MENT is the only drug I have used in recent years whenever I blast and it works extremely well. I just usually use a very low dose and this time around, I want to kick it up a bit, but don’t want to use enough where I start to develop estrogen sides.

I used to use tren in my earlier days and high doses of it but it’s been a while, so I was thinking I can use a lower dose. I just worry a bit about insomnia.

I am hesitant to use a high dose of test because I don’t want too much water retention and worry about it possibly spiking hematocrit too much.

Nebivolol (40mg) and Telmisartan (5mg) I am on permanently and have been for years. I even have a legitimate prescription for them.

I really don’t want to use an AI. I have Raloxifene if I need it but don’t expect to use it.

Type 2 hates Ment for some reason. Maybe like I think primo is trash. But i almost added a little Ment to my regular test/tren/mast run recently because I’m dating a new gal and NOTHING boosts my sex drive like tren and ment.
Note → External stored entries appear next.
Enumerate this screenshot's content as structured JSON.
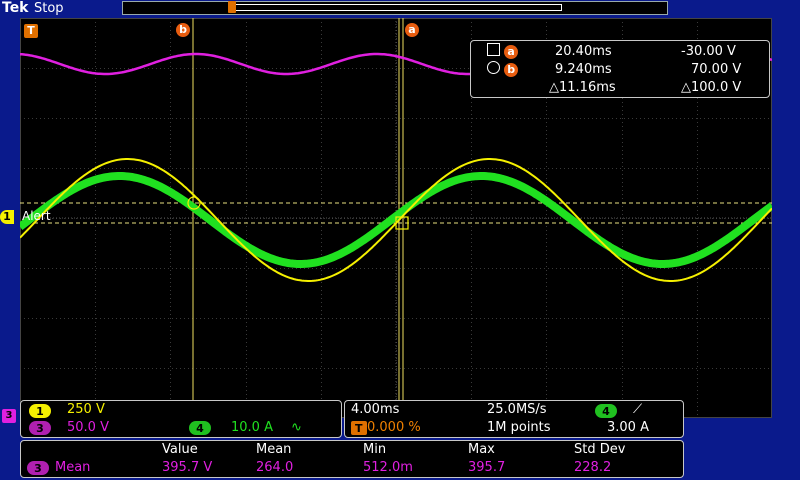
{
  "header": {
    "brand": "Tek",
    "status": "Stop"
  },
  "markers": {
    "trigger": "T",
    "cursor_a": "a",
    "cursor_b": "b",
    "ch1": "1",
    "ch3_offscreen": "3",
    "alert": "Alert"
  },
  "cursor_readout": {
    "a": {
      "label": "a",
      "time": "20.40ms",
      "value": "-30.00 V"
    },
    "b": {
      "label": "b",
      "time": "9.240ms",
      "value": "70.00 V"
    },
    "delta": {
      "time": "△11.16ms",
      "value": "△100.0 V"
    }
  },
  "channels_panel": {
    "ch1": {
      "num": "1",
      "scale": "250 V"
    },
    "ch3": {
      "num": "3",
      "scale": "50.0 V"
    },
    "ch4": {
      "num": "4",
      "scale": "10.0 A",
      "coupling": "∿"
    }
  },
  "timebase_panel": {
    "horizontal_scale": "4.00ms",
    "sample_rate": "25.0MS/s",
    "trigger_source": "4",
    "trigger_slope": "⟋",
    "trigger_label": "T",
    "trigger_position": "0.000 %",
    "record_length": "1M points",
    "trigger_level": "3.00 A"
  },
  "measurement_panel": {
    "headers": [
      "Value",
      "Mean",
      "Min",
      "Max",
      "Std Dev"
    ],
    "row": {
      "source": "3",
      "name": "Mean",
      "values": [
        "395.7 V",
        "264.0",
        "512.0m",
        "395.7",
        "228.2"
      ]
    }
  },
  "colors": {
    "ch1": "#f5f000",
    "ch3": "#e020e0",
    "ch4": "#20e020",
    "cursor": "#e85d10",
    "background": "#0a1a8c"
  }
}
Type 2 can’t comprehend that some people react differently to different drugs. If it’s not been researched by 200 lab coat wearing nerds and they all agree, then it jus won’t work.

I say do it and it will probably be awesome and your new favorite combo. But what do I know? Just been doing this a long time without a lab coat and am as healthy as a mule deer.

 

[RzSco]

Me. Nothing much happened. I was a bit angry sometimes.

I am beginning to suspect I have no androgen receptors.